Come si diceva, il cinema americano, per mettere a fuoco il presente, continua a fare i conti con la sua storia recente: in particolare quel passaggio cruciale che dalla seconda metà degli anni 60 alla prima metà degli anni 70 ha visto lo scontro intergenerazionale, con i figli poco disposti ad accettare il conservatorismo dei padri e disposti a farsi massacrare dai manganelli, piuttosto che abbandonare la netta condanna del militarismo connesso all’imperialismo statunitense, o di abiurare l’appartenenza orgogliosa alla cosiddetta “controcultura”, capitanati dai poeti della Beat (vedi Allen Ginsberg alla testa del corteo a Chicago). I temi forti, soprattutto dopo le morti di Martin Luther King e Robert Kennedy, ovviamente erano il Vietnam, la questione razziale e in generale l’auspicato azzeramento di qualsiasi discriminazione sociale. Fragole e sangue di Stuart Hagmann ne fu il Manifesto, ancora più del cult anarchico Easy Rider o di Alice’s Restaurant, altro film del 69, con e ispirato dal figlio di Woody Guthrie, Arlo. Nemmeno a dirlo, i cantori delle classi povere e discriminate d’America.

Dunque Il processo ai Chicago 7 vive tra eco cinematografiche e l’urgenza pressante di raccontare ancora e ancora un periodo storico che rischia di non farsi monito, adesso più che mai, dopo quattro anni di populismo spinto e demarcazione tra polarità in cui emerge inquietante, da parte conservatrice, il Moloch del suprematismo bianco. Il governo della menzogna costruita a regola d’arte o dell’impossibilità di guardare alla verità, tema già caro al Sorkin sceneggiatore, torna in questo film, ma la macchinazione che vorrebbe distorcere i fatti a uso politico, condannando i 7+1 imputati per punire un’intera generazione di giovani arrabbiati, a volte rischia di perdere i connotati diabolici che ha invece la giustizia ingiusta, o che hanno i tutori dell’ordine quando smettono di essere a servizio di tutti i cittadini.

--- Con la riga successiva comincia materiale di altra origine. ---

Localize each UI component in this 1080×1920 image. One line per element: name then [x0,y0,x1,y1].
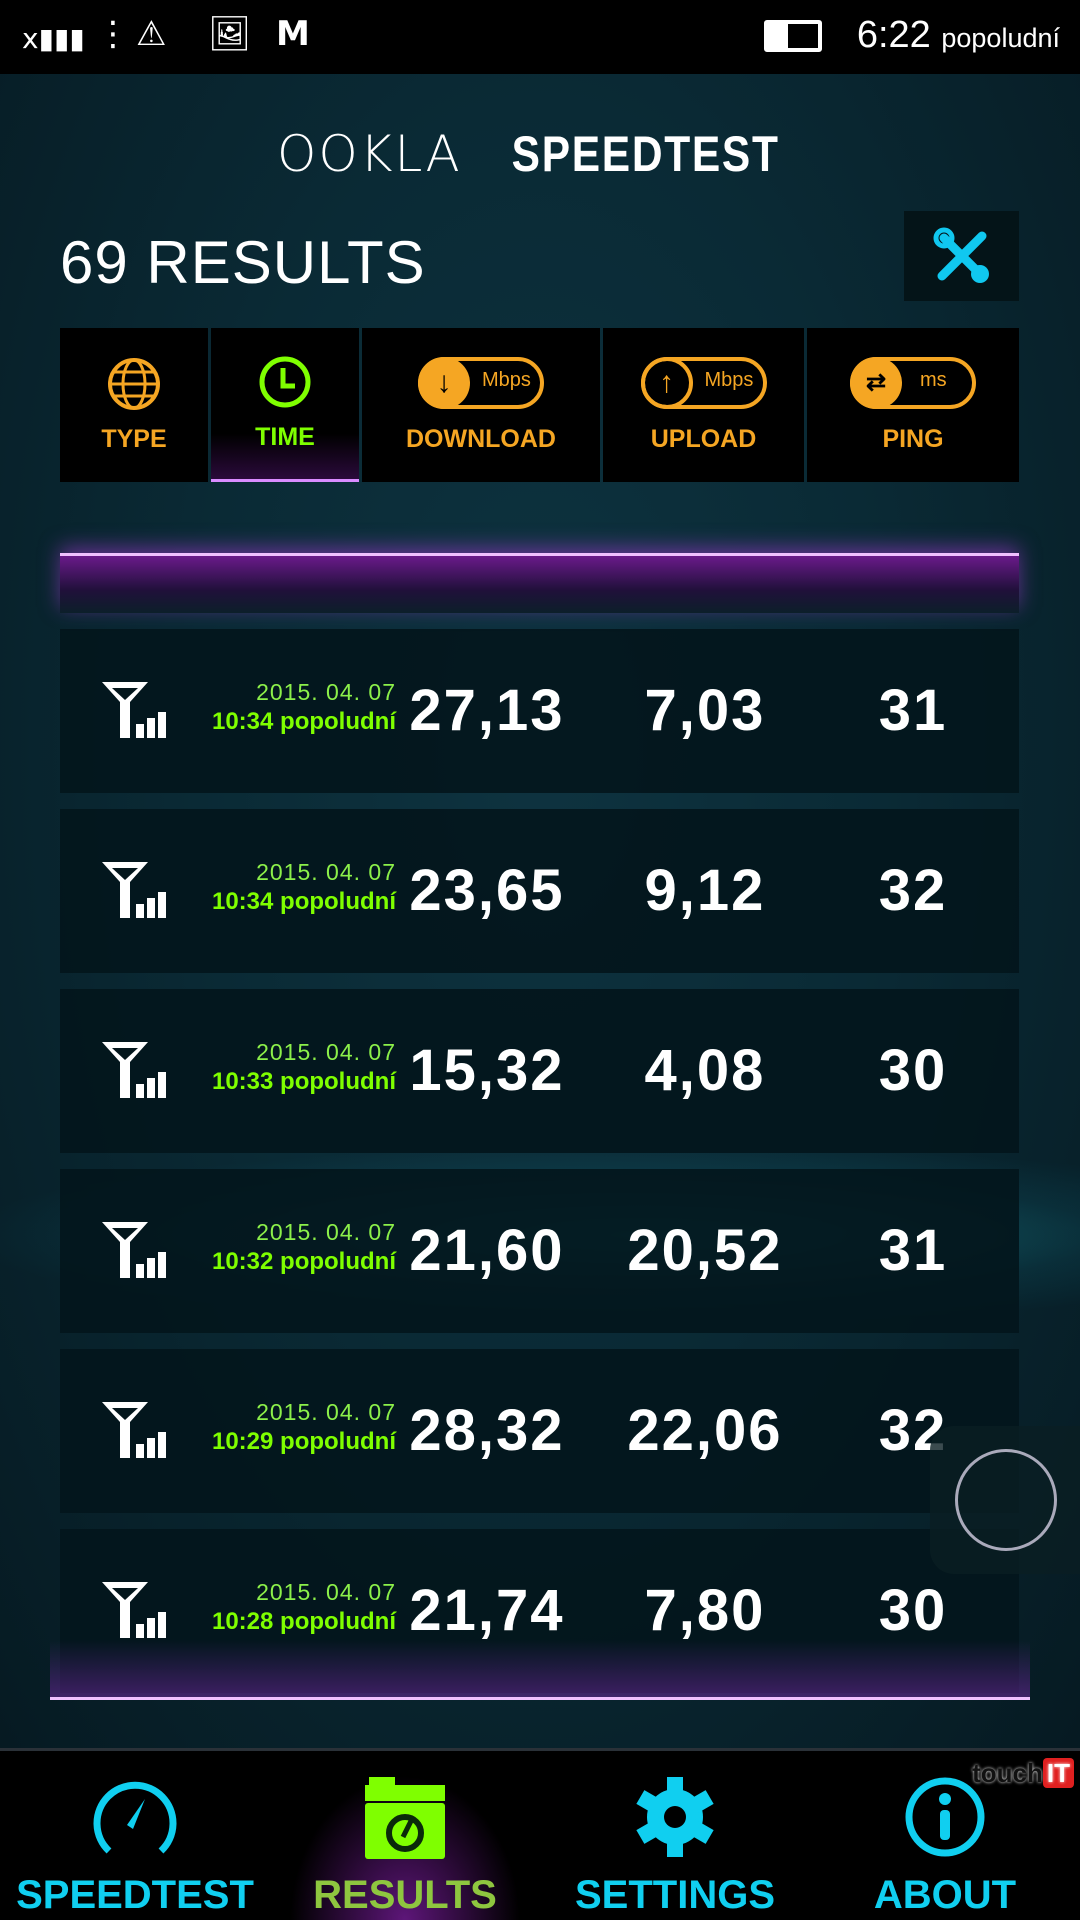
upload-value: 7,03 [644,678,766,743]
cellular-antenna-icon [102,862,166,918]
floating-assistive-button[interactable] [930,1426,1080,1574]
signal-icon: x▮▮▮ [22,22,85,55]
battery-icon [764,20,822,52]
result-time: 10:33 popoludní [211,1068,396,1095]
upload-value: 20,52 [627,1218,783,1283]
results-folder-icon [365,1777,445,1859]
bottom-nav: SPEEDTEST RESULTS SETTINGS ABOUT [0,1748,1080,1920]
nav-results[interactable]: RESULTS [270,1751,540,1920]
result-date: 2015. 04. 07 [256,1399,396,1425]
cellular-antenna-icon [102,1222,166,1278]
nav-about[interactable]: ABOUT [810,1751,1080,1920]
status-bar: x▮▮▮ ⋮ ⚠ 🖼 M 6:22 popoludní [0,0,1080,74]
upload-value: 7,80 [644,1578,766,1643]
sort-time[interactable]: TIME [211,328,359,482]
gmail-icon: M [276,14,310,54]
result-datetime: 2015. 04. 07 10:33 popoludní [170,1037,396,1097]
download-value: 23,65 [409,858,565,923]
cellular-antenna-icon [102,682,166,738]
cellular-antenna-icon [102,1402,166,1458]
app-logo: OOKLA SPEEDTEST [276,125,780,183]
result-datetime: 2015. 04. 07 10:32 popoludní [170,1217,396,1277]
gear-icon [636,1777,714,1857]
result-date: 2015. 04. 07 [256,1219,396,1245]
upload-icon: ↑ Mbps [640,356,767,409]
ping-value: 31 [878,1218,948,1283]
clock: 6:22 popoludní [856,14,1060,56]
sort-upload[interactable]: ↑ Mbps UPLOAD [603,328,804,482]
result-time: 10:32 popoludní [211,1248,396,1275]
download-value: 15,32 [409,1038,565,1103]
wrench-screwdriver-icon [933,227,989,283]
result-datetime: 2015. 04. 07 10:29 popoludní [170,1397,396,1457]
result-row[interactable]: 2015. 04. 07 10:33 popoludní 15,32 4,08 3… [60,989,1019,1153]
result-date: 2015. 04. 07 [256,1039,396,1065]
result-row[interactable]: 2015. 04. 07 10:29 popoludní 28,32 22,06 … [60,1349,1019,1513]
result-row[interactable]: 2015. 04. 07 10:34 popoludní 23,65 9,12 3… [60,809,1019,973]
results-count: 69 RESULTS [60,229,426,296]
sort-header: TYPE TIME ↓ Mbps DOWNLOAD ↑ Mbps UPLOAD ⇄ m… [60,328,1019,482]
ping-value: 30 [878,1578,948,1643]
upload-value: 9,12 [644,858,766,923]
info-icon [905,1777,985,1857]
result-date: 2015. 04. 07 [256,1579,396,1605]
sort-download[interactable]: ↓ Mbps DOWNLOAD [362,328,600,482]
image-icon: 🖼 [208,14,252,54]
result-date: 2015. 04. 07 [256,679,396,705]
upload-value: 22,06 [627,1398,783,1463]
sort-type[interactable]: TYPE [60,328,208,482]
result-row[interactable]: 2015. 04. 07 10:32 popoludní 21,60 20,52 … [60,1169,1019,1333]
cellular-antenna-icon [102,1042,166,1098]
result-row[interactable]: 2015. 04. 07 10:34 popoludní 27,13 7,03 3… [60,629,1019,793]
download-value: 28,32 [409,1398,565,1463]
tools-button[interactable] [904,211,1019,301]
download-value: 27,13 [409,678,565,743]
download-value: 21,74 [409,1578,565,1643]
partial-result-row[interactable] [60,553,1019,613]
result-datetime: 2015. 04. 07 10:34 popoludní [170,677,396,737]
warning-icon: ⚠ [136,14,167,54]
ping-icon: ⇄ ms [850,356,976,409]
watermark-logo: touch IT [972,1758,1074,1789]
clock-icon [259,356,311,408]
result-datetime: 2015. 04. 07 10:28 popoludní [170,1577,396,1637]
speedometer-icon [93,1781,177,1854]
result-time: 10:28 popoludní [211,1608,396,1635]
sort-ping[interactable]: ⇄ ms PING [807,328,1019,482]
result-time: 10:34 popoludní [211,708,396,735]
result-date: 2015. 04. 07 [256,859,396,885]
result-time: 10:34 popoludní [211,888,396,915]
list-end-glow [50,1640,1030,1700]
ping-value: 32 [878,858,948,923]
menu-dots-icon: ⋮ [96,14,130,54]
nav-speedtest[interactable]: SPEEDTEST [0,1751,270,1920]
cellular-antenna-icon [102,1582,166,1638]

La dialettica tra l’avvocato che difende gli accusati e il pubblico ministero, e tra questi e gli accusati stessi, a volte cade vittima della volontà di un ritratto grottesco della toga, rischiando di annacquare la tensione tra chi attacca e chi si difende. L’impianto drammaturgico, con i fatti sanguinosi raccontati in flashback a circa metà film, collocano lo spettatore senza riserve a fianco dei giovani sotto processo, depotenziando però quell’ambiguità sottesa alle posizioni differenti che gli stessi imputati abbracciavano ancor prima della manifestazione. Per questo diventano più interessanti gli scambi dialettici su cosa debba essere la rivoluzione tra il mattatore e capopopolo Debbie Hoffman (Sacha Baron Cohen) e Tom Hayden (Eddie Redmayne): stessi obiettivi ma strategie opposte, sfrontato anarchico e allergico alle mediazioni il primo, portato alla cautela strategica e liberal il secondo (che infatti nel 1982 verrà eletto al Parlamento della California).
Il finale rende insopportabile la condanna a cinque anni, ma consegna alla storia le voci dei sette di Chicago, quando Hayden decide di chiudere con un vero colpo ad effetto, la lettura dei nomi di tutti i caduti americani in Vietnam dall’inizio dell’invasione. Molto Spielberghiano.

Alessandro Leone

Il processo ai Chicago 7

Regia e sceneggiatura: Aaron Sorkin. Fotografia: Phedon Papamichael. Montaggio: Alan Baumgarten. Musica: Daniel Pemberton. Interpreti: Alex Sharp, Ben Shenkman, Eddie Redmayne, Frank Langella John Carroll Lynch, Sacha Baron Cohen, Jeremy Strong, Joseph Gordon-Levitt. Origine: Usa, 2020. Durata: 129′.